The Fst value between Europe (Slovakia, Georgia, southern Sweden 1, southern Sweden 2, Slovenia, northern Italy, central Italy, and Spain) and North America (Alaska, Denali, Kenai, Admiralty 1, Admiralty 2, Baranof, Chichagof 1, and Chichagof 2) was lower than that between Hokkaido and the others (table 1), supporting the results shown in figures 3 and 4. Fst values among the Hokkaido subpopulations (supplementary table S2, Supplementary Material online) were consistent with a closer relationship between southern and central Hokkaido, as indicated by the results of the first principal component of PCA (supplementary fig. S3, Supplementary Material online).

Table 1

Autosomal Fst Values Among Groups of Bears Representing the Hokkaido, European, and North American Populations

	Hokkaido	Europe
Hokkaido	—	—
Europe	0.228 (0.0012)	—
North America	0.262 (0.0014)	0.156 (0.0008)
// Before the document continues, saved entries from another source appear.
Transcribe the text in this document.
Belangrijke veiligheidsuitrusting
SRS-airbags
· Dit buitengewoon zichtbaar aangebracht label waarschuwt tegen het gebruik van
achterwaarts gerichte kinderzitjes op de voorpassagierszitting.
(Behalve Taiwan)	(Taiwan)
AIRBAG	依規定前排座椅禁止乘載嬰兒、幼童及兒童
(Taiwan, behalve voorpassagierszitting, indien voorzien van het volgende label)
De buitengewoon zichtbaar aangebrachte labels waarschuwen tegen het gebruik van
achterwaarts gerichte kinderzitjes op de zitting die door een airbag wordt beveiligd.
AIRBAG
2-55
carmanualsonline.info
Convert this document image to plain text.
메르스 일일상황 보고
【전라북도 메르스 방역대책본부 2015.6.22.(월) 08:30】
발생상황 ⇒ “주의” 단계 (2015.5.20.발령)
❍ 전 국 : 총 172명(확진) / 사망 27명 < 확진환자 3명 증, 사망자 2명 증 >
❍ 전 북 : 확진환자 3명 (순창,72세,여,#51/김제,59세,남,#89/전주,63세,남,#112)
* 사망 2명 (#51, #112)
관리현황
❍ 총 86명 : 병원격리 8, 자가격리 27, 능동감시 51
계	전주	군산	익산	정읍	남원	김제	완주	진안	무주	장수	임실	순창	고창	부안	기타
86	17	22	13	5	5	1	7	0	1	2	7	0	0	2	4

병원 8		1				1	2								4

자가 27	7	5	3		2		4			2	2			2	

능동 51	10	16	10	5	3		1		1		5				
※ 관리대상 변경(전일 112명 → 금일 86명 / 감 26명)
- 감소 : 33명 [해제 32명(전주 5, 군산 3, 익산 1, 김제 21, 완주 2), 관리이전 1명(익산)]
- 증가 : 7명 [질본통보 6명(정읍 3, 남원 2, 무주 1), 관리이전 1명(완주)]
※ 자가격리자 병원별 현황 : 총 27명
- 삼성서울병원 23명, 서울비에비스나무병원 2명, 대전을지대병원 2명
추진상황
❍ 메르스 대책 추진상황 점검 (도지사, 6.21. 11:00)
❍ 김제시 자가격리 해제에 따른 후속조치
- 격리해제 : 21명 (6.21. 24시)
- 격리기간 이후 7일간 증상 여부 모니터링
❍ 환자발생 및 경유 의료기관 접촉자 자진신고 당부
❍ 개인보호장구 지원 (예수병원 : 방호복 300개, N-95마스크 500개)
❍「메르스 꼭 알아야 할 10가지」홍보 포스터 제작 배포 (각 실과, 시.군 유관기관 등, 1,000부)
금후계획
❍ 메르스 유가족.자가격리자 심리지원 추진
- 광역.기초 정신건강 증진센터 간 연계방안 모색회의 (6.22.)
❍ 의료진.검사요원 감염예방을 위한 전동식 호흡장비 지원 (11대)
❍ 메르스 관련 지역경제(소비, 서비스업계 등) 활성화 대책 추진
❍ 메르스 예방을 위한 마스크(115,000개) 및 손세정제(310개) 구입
Note.—Europe includes eight individuals (Slovakia, Georgia, southern Sweden 1, southern Sweden 2, Slovenia, northern Italy, central Italy, and Spain). North America includes eight individuals (Alaska, Denali, Kenai, Admiralty 1, Admiralty 2, Baranof, Chichagof 1, and Chichagof 2). Hokkaido includes six individuals, two each from central, eastern, and southern Hokkaido. Standard deviation (SD) values are in parentheses.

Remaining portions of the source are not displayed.